If someone or an AI company uses tools on an open problem but makes no progress, they have no incentive to report the negative conclusion; even if they do, it is unlikely to spread on social media as much as a positive result.

Although the vast majority of them are concentrated at the easy end of the difficulty spectrum, this does not necessarily mean that the medium-difficulty Erdős problem has entered the AI's range.

He recommended an open-source project initiated by Paata Ivanisvili and Mehmet Mars Seven, which systematically records the positive and negative results of cutting-edge large language models on the Erdős problem.

Data shows that these tools have a real success rate of only about one to two percent in dealing with the Erdős issue.

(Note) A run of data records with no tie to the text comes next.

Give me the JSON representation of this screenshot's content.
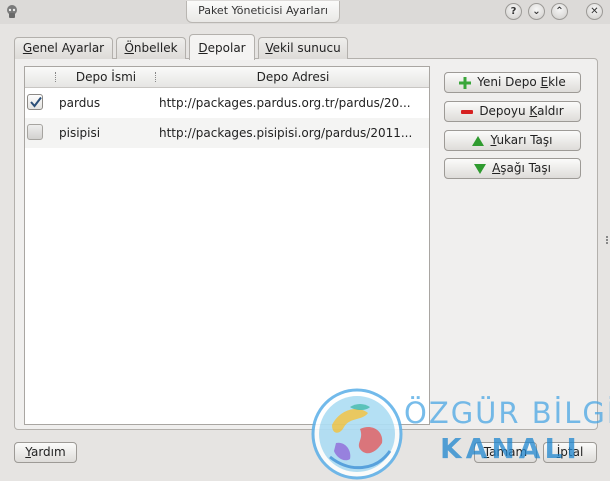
{
  "window": {
    "title": "Paket Yöneticisi Ayarları",
    "buttons": {
      "help": "?",
      "minimize": "⌄",
      "maximize": "⌃",
      "close": "✕"
    }
  },
  "tabs": [
    {
      "label_u": "G",
      "label_rest": "enel Ayarlar",
      "active": false
    },
    {
      "label_u": "Ö",
      "label_rest": "nbellek",
      "active": false
    },
    {
      "label_u": "D",
      "label_rest": "epolar",
      "active": true
    },
    {
      "label_u": "V",
      "label_rest": "ekil sunucu",
      "active": false
    }
  ],
  "repo_table": {
    "columns": [
      "Depo İsmi",
      "Depo Adresi"
    ],
    "rows": [
      {
        "checked": true,
        "name": "pardus",
        "url": "http://packages.pardus.org.tr/pardus/20..."
      },
      {
        "checked": false,
        "name": "pisipisi",
        "url": "http://packages.pisipisi.org/pardus/2011..."
      }
    ]
  },
  "actions": {
    "add": {
      "pre": "Yeni Depo ",
      "u": "E",
      "post": "kle",
      "icon": "plus-icon",
      "color": "#3aa63a"
    },
    "remove": {
      "pre": "Depoyu ",
      "u": "K",
      "post": "aldır",
      "icon": "minus-icon",
      "color": "#d62020"
    },
    "up": {
      "pre": "",
      "u": "Y",
      "post": "ukarı Taşı",
      "icon": "arrow-up-icon",
      "color": "#2f9b2f"
    },
    "down": {
      "pre": "",
      "u": "A",
      "post": "şağı Taşı",
      "icon": "arrow-down-icon",
      "color": "#2f9b2f"
    }
  },
  "footer": {
    "help": {
      "u": "Y",
      "post": "ardım"
    },
    "ok": {
      "u": "T",
      "post": "amam"
    },
    "cancel": {
      "u": "İ",
      "post": "ptal"
    }
  },
  "watermark": {
    "line1": "ÖZGÜR BİLGİ",
    "line2": "KANALI"
  }
}
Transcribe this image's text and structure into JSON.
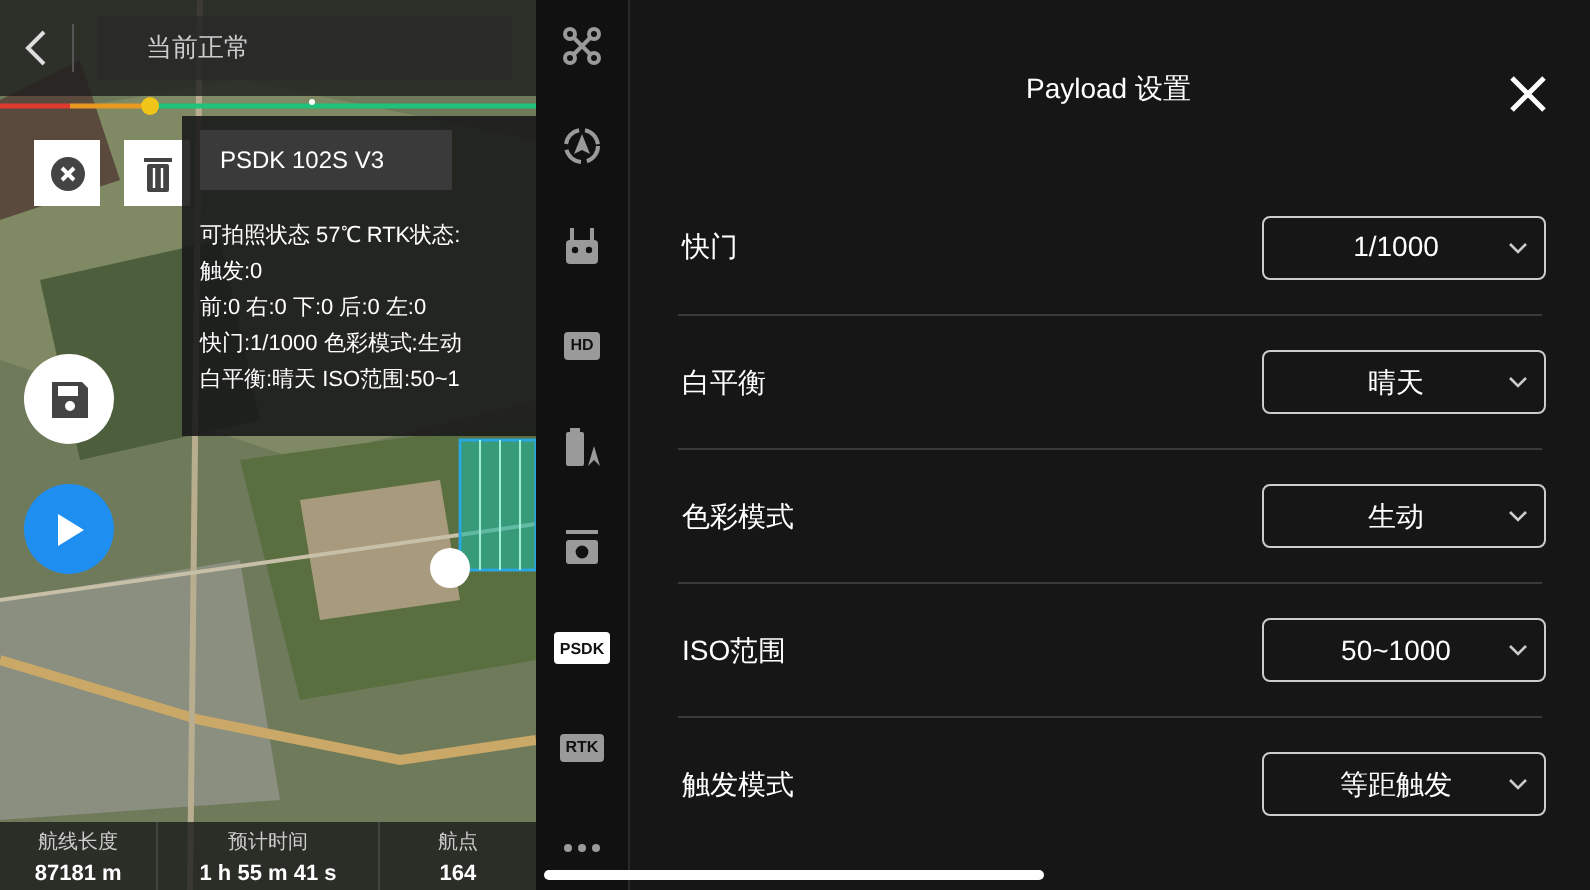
{
  "map_header": {
    "status": "当前正常"
  },
  "route_progress": {
    "level": 0.28
  },
  "payload_card": {
    "title": "PSDK  102S  V3",
    "lines": [
      "可拍照状态 57℃ RTK状态:",
      "触发:0",
      "前:0  右:0  下:0  后:0  左:0",
      "快门:1/1000  色彩模式:生动",
      "白平衡:晴天   ISO范围:50~1"
    ]
  },
  "stats": [
    {
      "label": "航线长度",
      "value": "87181 m"
    },
    {
      "label": "预计时间",
      "value": "1 h 55 m 41 s"
    },
    {
      "label": "航点",
      "value": "164"
    }
  ],
  "sidebar": {
    "items": [
      {
        "kind": "drone",
        "selected": false
      },
      {
        "kind": "compass",
        "selected": false
      },
      {
        "kind": "remote",
        "selected": false
      },
      {
        "kind": "text",
        "label": "HD",
        "selected": false
      },
      {
        "kind": "battery",
        "selected": false
      },
      {
        "kind": "camera",
        "selected": false
      },
      {
        "kind": "text",
        "label": "PSDK",
        "selected": true
      },
      {
        "kind": "text",
        "label": "RTK",
        "selected": false
      },
      {
        "kind": "more",
        "selected": false
      }
    ]
  },
  "dialog": {
    "title": "Payload 设置",
    "settings": [
      {
        "label": "快门",
        "value": "1/1000"
      },
      {
        "label": "白平衡",
        "value": "晴天"
      },
      {
        "label": "色彩模式",
        "value": "生动"
      },
      {
        "label": "ISO范围",
        "value": "50~1000"
      },
      {
        "label": "触发模式",
        "value": "等距触发"
      }
    ]
  }
}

However, considering that there are more than 600 unsolved problems in the problem library, this proportion still represents a considerable and extraordinary number of AI contributions.

Reference link:

[1]https://www.erdosproblems.com/forum/thread/281

[2]https://x.com/neelsomani/status/2012695714187325745

[3]https://mathstodon.xyz/@tao/115911902186528812

This article is from the WeChat public account "Quantum Bit" , author: focusing on cutting-edge technology, published with authorization from 36Kr.

Source
Disclaimer: The content above is only the author's opinion which does not represent any position of Followin, and is not intended as, and shall not be understood or construed as, investment advice from Followin.